Today I did something super embarrassing.
I had been doing dictations. For those of you who aren’t forced to articulate their correspondence in this archaic form, this requires you also stating your punctuation (because stuff like that isn’t obvious to the lovely folks who sit and listen and type it). That means, you actually say “comma” or “period” and things like “new paragraph.”
If you have ever done a dictation, you know they are an acquired skill. You feel so stupid at first saying these things and it takes twice the time to get all your thoughts out in a semi-organized form than it would to type. And then, you see the typed form and you realize how stupid you probably did sound.
It does get better, but I would love to do a randomized controlled trial regarding whether or not dictating is more efficient and accurate. I am sure experience is a factor. And tech savvy-ness. But, it stuck for a reason, I suppose.
Anyway, I did a few dictations and then there was a small disaster on the floor that required me to make some frantic phone calls. That is fine. Then, I realized I wanted to cancel one of the procedures I had requested an hour before based on the turn of events.

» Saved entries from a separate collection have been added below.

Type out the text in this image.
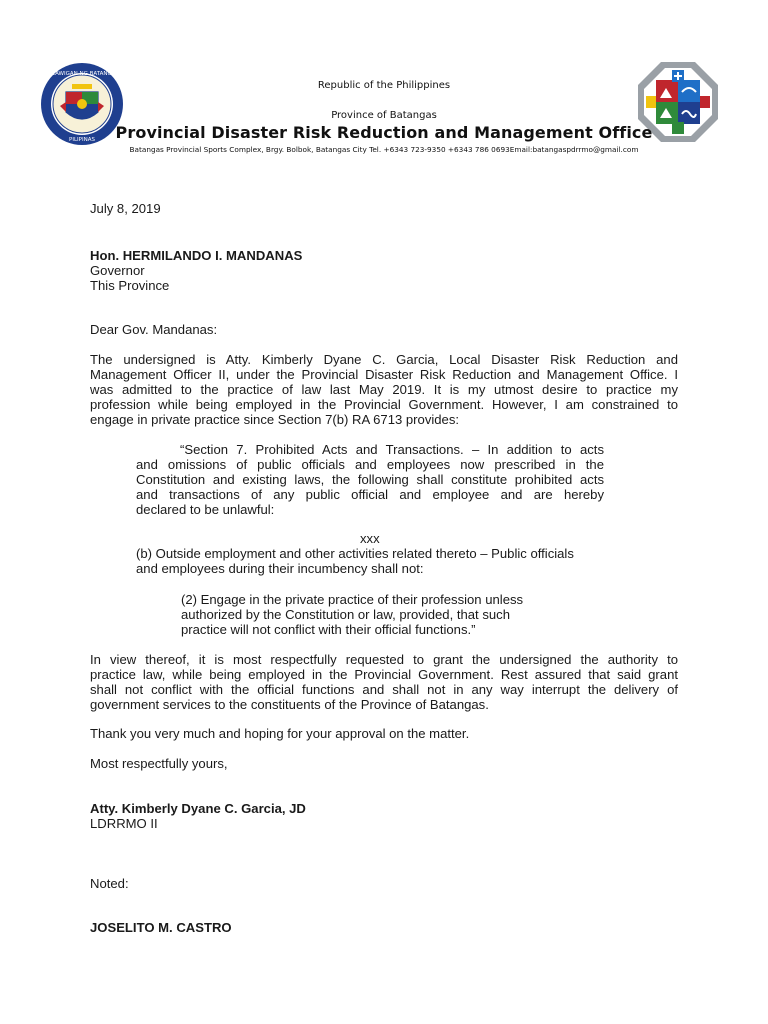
LALAWIGAN NG BATANGAS
PILIPINAS
Republic of the Philippines
Province of Batangas
Provincial Disaster Risk Reduction and Management Office
Batangas Provincial Sports Complex, Brgy. Bolbok, Batangas City Tel. +6343 723-9350 +6343 786 0693Email:batangaspdrrmo@gmail.com
July 8, 2019
Hon. HERMILANDO I. MANDANAS
Governor
This Province
Dear Gov. Mandanas:
The undersigned is Atty. Kimberly Dyane C. Garcia, Local Disaster Risk Reduction and
Management Officer II, under the Provincial Disaster Risk Reduction and Management Office. I
was admitted to the practice of law last May 2019. It is my utmost desire to practice my
profession while being employed in the Provincial Government. However, I am constrained to
engage in private practice since Section 7(b) RA 6713 provides:
“Section 7. Prohibited Acts and Transactions. – In addition to acts
and omissions of public officials and employees now prescribed in the
Constitution and existing laws, the following shall constitute prohibited acts
and transactions of any public official and employee and are hereby
declared to be unlawful:
xxx
(b) Outside employment and other activities related thereto – Public officials
and employees during their incumbency shall not:
(2) Engage in the private practice of their profession unless
authorized by the Constitution or law, provided, that such
practice will not conflict with their official functions.”
In view thereof, it is most respectfully requested to grant the undersigned the authority to
practice law, while being employed in the Provincial Government. Rest assured that said grant
shall not conflict with the official functions and shall not in any way interrupt the delivery of
government services to the constituents of the Province of Batangas.
Thank you very much and hoping for your approval on the matter.
Most respectfully yours,
Atty. Kimberly Dyane C. Garcia, JD
LDRRMO II
Noted:
JOSELITO M. CASTRO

I made a call, which went to after-hours voicemail that went something like this (with my verbal punctuation bolded):
Hi, this is Trisha _____, the resident on BMT calling regarding patient X. I had spoken with someone earlier regarding getting a line replaced on John Doe tomorrow morning period. As it turns out, we do have good access comma so we will just remove the old line and get in touch again should we need something else placed in the future peri… Agh. Sorry. Thanks, bye.
So embarrassing throwing random punctuation into a voice mail, then kind of apologizing. I wish they wouldn’t laugh at me. But if they do, I hope I at least brightened their day with my stupidity.